Fun additional take-home messages/resources:
- ISO International standard for dates = YYYY-MM-DD
- Missing values in R = NA, in Python = -9999
- For cleaning messy data - check out OpenRefine - a FOS tool for cleaning messy data http://openrefine.org/
- Excel is cray-cray, best practices for spreadsheets: http://www.datacarpentry.org/spreadsheet-ecology-lesson/
- Morpho (from DataOne) to enter metadata: https://www.dataone.org/software-tools/morpho
- Pay attention to file size with your git repositories - check out: https://git-lfs.github.com/. Git is good for things you do with your hands (like code), not for large data.
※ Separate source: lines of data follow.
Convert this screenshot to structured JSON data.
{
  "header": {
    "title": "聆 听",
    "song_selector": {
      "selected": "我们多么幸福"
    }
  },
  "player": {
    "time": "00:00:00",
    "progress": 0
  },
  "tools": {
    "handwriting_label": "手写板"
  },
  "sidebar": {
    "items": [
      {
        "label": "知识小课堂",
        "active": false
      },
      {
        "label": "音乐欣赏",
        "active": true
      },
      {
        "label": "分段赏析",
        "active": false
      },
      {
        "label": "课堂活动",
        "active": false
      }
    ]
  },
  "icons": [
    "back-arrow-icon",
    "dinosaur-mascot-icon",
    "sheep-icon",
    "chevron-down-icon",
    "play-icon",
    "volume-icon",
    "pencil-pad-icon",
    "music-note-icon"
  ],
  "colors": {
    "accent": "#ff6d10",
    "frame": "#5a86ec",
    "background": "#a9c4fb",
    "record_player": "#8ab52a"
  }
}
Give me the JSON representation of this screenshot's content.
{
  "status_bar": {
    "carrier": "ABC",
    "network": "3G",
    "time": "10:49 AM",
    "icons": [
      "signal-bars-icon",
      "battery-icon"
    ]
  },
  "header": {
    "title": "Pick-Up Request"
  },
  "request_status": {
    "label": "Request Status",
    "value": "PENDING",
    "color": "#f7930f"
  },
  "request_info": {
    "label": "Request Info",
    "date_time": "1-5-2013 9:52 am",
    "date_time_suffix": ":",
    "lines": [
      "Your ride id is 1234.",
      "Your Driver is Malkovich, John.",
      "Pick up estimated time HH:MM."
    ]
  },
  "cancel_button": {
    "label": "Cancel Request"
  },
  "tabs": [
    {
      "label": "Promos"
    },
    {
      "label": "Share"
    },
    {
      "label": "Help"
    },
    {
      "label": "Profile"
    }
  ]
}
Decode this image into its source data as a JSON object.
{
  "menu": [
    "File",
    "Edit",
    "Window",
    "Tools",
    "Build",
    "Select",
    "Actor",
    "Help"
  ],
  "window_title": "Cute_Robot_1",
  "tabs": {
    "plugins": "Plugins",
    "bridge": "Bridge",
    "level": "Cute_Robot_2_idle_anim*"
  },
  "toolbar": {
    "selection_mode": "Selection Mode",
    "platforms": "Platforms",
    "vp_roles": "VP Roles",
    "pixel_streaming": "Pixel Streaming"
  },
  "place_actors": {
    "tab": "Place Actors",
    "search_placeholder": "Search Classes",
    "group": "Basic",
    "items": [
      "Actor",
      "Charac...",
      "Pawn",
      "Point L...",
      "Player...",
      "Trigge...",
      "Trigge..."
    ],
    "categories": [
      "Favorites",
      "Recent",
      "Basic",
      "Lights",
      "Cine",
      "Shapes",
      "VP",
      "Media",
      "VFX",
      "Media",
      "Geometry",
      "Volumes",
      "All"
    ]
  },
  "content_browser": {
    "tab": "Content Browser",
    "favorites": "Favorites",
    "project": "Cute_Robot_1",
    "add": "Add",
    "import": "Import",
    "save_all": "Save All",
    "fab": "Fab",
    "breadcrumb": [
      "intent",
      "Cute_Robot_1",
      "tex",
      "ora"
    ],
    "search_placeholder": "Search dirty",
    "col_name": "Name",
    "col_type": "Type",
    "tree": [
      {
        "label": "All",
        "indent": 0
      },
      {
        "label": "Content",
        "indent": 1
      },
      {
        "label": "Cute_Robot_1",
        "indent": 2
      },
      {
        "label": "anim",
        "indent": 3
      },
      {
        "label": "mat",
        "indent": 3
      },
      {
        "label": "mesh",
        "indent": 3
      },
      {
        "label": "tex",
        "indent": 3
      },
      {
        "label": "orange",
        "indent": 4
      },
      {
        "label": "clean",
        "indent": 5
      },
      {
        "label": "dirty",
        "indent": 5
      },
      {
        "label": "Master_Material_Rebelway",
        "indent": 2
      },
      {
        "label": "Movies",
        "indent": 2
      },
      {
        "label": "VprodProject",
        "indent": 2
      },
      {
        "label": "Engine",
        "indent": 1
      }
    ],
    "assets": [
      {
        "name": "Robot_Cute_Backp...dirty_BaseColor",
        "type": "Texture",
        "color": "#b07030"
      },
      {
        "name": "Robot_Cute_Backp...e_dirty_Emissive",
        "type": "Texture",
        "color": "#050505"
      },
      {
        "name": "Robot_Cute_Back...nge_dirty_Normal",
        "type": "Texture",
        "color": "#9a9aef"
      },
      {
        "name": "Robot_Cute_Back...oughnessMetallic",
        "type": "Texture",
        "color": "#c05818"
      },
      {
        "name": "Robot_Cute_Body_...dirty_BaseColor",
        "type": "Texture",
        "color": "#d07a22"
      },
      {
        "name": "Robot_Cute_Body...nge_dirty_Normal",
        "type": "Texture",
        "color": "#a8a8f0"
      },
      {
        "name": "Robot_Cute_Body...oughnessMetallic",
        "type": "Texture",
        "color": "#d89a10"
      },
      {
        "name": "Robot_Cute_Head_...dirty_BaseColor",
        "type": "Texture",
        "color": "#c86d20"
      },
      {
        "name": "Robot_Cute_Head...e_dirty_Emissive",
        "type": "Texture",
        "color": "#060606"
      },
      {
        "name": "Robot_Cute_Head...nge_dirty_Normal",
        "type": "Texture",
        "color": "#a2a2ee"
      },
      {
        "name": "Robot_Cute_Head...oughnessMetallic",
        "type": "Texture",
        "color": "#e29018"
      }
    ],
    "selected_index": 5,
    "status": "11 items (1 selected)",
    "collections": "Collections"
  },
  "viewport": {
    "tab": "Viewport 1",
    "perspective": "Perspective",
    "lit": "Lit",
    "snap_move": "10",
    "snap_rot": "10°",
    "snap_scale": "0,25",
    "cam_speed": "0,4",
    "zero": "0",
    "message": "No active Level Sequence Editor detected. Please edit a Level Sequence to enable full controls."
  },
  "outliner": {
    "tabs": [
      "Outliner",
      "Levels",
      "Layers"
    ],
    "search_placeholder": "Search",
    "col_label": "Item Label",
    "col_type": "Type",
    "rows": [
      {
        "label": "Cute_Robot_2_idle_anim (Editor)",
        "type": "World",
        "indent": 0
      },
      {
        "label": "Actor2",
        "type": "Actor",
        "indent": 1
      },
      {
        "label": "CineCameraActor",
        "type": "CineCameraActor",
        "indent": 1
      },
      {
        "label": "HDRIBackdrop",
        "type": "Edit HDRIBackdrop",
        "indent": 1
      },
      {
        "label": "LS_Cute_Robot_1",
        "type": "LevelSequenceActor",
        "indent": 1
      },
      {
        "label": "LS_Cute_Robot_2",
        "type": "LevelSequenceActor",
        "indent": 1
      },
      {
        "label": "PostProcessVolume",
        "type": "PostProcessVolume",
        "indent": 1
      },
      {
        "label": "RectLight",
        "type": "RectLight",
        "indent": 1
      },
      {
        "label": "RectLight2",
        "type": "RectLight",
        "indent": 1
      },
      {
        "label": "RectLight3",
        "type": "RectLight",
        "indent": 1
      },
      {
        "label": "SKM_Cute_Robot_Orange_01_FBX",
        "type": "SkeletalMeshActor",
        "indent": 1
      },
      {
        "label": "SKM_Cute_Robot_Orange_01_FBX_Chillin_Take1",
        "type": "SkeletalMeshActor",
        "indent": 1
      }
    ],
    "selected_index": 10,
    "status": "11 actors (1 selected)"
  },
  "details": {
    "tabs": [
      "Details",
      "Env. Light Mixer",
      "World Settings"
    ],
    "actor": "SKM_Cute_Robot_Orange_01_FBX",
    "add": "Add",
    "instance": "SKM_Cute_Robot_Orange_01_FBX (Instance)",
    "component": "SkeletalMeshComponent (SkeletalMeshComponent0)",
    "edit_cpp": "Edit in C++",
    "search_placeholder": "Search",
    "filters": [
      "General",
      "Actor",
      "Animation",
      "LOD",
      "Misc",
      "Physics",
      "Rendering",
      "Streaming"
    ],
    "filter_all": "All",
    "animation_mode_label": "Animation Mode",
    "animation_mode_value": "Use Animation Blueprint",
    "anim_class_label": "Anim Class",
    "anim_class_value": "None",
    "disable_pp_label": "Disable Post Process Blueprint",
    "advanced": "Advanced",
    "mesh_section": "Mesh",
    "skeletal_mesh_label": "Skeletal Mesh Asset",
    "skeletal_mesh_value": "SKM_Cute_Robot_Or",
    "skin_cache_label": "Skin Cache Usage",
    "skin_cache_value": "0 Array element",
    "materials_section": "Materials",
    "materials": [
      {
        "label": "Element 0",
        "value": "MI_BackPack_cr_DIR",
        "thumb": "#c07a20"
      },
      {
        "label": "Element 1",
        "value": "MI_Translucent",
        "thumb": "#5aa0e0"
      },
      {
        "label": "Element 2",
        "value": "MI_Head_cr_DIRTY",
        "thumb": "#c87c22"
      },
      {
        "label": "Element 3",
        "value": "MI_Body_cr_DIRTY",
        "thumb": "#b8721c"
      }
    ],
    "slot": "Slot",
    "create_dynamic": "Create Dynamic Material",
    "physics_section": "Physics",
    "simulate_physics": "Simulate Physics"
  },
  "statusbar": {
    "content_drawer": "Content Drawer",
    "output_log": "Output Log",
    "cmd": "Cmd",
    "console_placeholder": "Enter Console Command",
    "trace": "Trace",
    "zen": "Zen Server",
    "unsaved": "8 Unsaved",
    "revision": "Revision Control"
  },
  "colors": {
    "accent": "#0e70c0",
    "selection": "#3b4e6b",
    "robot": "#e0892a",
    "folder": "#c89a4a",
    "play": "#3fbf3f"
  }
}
- Funny how many food metaphors are used in tech teaching: APIs as a menu in a restaurant; git add vs git commit as a grocery cart before and after purchase; finding GIS data is sometimes like shopping for ingredients in a specialty grocery store (that one is mine)...
- Markdown renderer: http://dillinger.io/
- MIT License, like Creative Commons for code: https://opensource.org/licenses/MIT
- "Jupyter" means it runs with Julia, Python & R, who knew?
- There is a new project called "Feather" that allows compatibility between python and R: https://blog.rstudio.org/2016/03/29/feather/
- All the NEON airborne data can be found here: http://www.neonscience.org/data/airborne-data
- Information on the TIFF specification and TIFF tags here: http://awaresystems.be/, however their TIFF Tag Viewer is only for windows.
Thanks for everyone today! Megan Jones (our fearless leader), Naupaka Zimmerman (Reproducibility), Tristan Goulden (Discrete Lidar), Keith Krause (Waveform Lidar), Benjamin Gross (OpenTopography), Bridget Hass (coding lidar products).